O co chodzi? Sanki? Profil teowy - który? Może przyszłą prowadnicę?
-
Kolejny mały update ;)
Malutkimi kroczkami do przodu, zastanawiam się jak rozwiązać mocowanie przykładnicy z tyłu blatu, ktoś coś?
No i film:
-
Lecimy dalej, chociaż lecimy to chyba nieodpowiednie słowo przy tym tempie ;)
Ale mam już przykładnicę i wstępny zarys co do stołu przesuwnego, więc będzie szło do przodu :D
-
Dawno nic tu się nie działo, czas to zmienić. Obecnie kombinuję z wózkiem od kilku dni.
-
No i powstał kolejny film, tym razem wkładka zero.
Zapraszam do obejrzenia!
-
Podziwiam za samozaparcie, ale jakbyś tak rzetelnie policzyls godziny spędzone nad projektem, to już byś walczył conajmniej na felderze
-
Podziwiam za samozaparcie, ale jakbyś tak rzetelnie policzyls godziny spędzone nad projektem, to już byś walczył conajmniej na felderze
Jakby płacili za przerwy to na pewno ;-)
-
Może spróbuj w budżetowce
-
Czego się z chłopaka nabijacie? Może nie liczy się cel ale dążenie do niego?
No i raczej nie potrzebował pilarki na szybko ;) ;D
-
Taki odwieczny problem.

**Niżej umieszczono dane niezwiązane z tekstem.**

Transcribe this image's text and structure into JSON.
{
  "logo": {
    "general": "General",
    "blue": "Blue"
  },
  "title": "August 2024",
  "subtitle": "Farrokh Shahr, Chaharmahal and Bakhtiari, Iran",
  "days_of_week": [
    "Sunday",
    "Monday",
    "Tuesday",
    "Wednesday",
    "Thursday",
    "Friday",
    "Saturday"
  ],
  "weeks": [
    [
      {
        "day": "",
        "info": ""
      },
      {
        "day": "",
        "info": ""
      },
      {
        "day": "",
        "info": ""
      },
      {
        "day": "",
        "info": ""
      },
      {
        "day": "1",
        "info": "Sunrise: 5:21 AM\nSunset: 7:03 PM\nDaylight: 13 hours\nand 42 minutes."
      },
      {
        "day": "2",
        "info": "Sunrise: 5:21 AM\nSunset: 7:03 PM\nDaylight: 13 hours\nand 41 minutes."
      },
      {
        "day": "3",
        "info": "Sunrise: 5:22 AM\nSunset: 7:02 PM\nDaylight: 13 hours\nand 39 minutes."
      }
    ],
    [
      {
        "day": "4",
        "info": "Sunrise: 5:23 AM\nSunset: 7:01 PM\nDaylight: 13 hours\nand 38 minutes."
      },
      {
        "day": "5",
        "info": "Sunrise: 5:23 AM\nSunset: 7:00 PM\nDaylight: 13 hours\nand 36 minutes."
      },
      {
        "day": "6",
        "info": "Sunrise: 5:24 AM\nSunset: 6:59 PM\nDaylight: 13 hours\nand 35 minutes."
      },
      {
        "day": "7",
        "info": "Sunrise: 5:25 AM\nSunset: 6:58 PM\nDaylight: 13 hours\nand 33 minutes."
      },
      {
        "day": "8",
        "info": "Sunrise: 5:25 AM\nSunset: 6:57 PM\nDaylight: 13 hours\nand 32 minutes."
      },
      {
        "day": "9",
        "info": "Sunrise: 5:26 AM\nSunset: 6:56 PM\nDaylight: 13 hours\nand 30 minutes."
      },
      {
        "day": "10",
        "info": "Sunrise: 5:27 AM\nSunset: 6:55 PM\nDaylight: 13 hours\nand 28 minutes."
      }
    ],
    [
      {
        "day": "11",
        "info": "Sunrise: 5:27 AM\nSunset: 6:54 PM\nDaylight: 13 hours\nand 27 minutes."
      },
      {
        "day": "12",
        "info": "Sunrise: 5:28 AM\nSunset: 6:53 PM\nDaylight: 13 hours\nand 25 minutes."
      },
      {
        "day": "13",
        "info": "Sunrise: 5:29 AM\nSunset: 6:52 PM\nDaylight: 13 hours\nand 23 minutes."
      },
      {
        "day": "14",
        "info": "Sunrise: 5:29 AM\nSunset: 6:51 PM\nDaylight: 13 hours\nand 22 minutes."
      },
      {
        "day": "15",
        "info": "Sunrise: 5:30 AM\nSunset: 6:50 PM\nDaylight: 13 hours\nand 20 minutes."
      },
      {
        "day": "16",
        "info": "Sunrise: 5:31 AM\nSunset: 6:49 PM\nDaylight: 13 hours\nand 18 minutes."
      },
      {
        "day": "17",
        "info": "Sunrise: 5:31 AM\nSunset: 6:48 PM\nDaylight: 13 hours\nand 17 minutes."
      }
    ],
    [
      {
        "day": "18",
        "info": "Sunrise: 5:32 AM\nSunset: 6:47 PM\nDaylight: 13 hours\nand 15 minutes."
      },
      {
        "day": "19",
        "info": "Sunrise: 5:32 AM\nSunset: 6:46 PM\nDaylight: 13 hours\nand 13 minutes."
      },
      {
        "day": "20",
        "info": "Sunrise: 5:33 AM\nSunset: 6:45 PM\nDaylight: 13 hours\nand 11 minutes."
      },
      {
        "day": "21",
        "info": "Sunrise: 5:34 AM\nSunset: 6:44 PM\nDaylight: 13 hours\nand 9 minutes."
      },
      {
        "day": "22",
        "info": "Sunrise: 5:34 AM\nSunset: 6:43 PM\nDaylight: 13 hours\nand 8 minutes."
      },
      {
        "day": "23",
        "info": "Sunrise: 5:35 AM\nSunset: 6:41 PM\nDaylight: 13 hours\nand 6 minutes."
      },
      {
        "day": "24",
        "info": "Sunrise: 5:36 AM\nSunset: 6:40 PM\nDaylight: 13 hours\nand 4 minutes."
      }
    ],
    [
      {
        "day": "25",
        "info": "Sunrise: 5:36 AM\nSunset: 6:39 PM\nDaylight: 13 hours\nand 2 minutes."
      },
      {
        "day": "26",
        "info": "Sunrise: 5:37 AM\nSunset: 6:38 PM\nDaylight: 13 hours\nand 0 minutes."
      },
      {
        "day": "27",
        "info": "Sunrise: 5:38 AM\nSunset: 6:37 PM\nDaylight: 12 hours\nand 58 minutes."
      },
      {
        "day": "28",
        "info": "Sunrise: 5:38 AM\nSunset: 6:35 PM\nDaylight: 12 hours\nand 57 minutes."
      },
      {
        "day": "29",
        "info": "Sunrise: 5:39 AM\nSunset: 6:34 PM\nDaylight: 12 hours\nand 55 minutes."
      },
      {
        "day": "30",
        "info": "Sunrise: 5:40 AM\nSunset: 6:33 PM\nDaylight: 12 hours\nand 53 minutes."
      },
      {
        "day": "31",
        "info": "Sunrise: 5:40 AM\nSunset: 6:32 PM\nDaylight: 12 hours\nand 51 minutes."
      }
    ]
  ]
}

Jedni chcą się wyluzować. Inni zarabiają na życie.
-
Ja jestem daleki od nabijania się, szanuję takie podejście, sam od grudnia robię szkatułkę dla żony .
Ale czasami kalkulacja jest pomocna.
-
Kolejny mały kroczek ;)
&feature=youtu.be
-
Idziesz do przodu :) jestem ciekaw ostatecznego wyrobu i wniosków :)
-
Została do dorobienia przykładnica w części przesuwnej i na razie tyle.
Na pilarce pracowałem już trochę bez blatu po lewej stronie, z przykładnicą i sankami i jestem zadowolony.
Wnioski spiszę jak będe miał chwile.
Dla mnie super doświadczenie i jestem bardzo zadowolony z tego co wyszło.
-
Odkopuje, z racji zakupu odciągu musiał dostosować pilarkę do nowych warunków, udało się dzisiaj zamontować i chwilkę popracować z nową osłoną zbierająca wióry spod tarczy i w porównaniu do pracy z odkurzaczem jest rewelacja.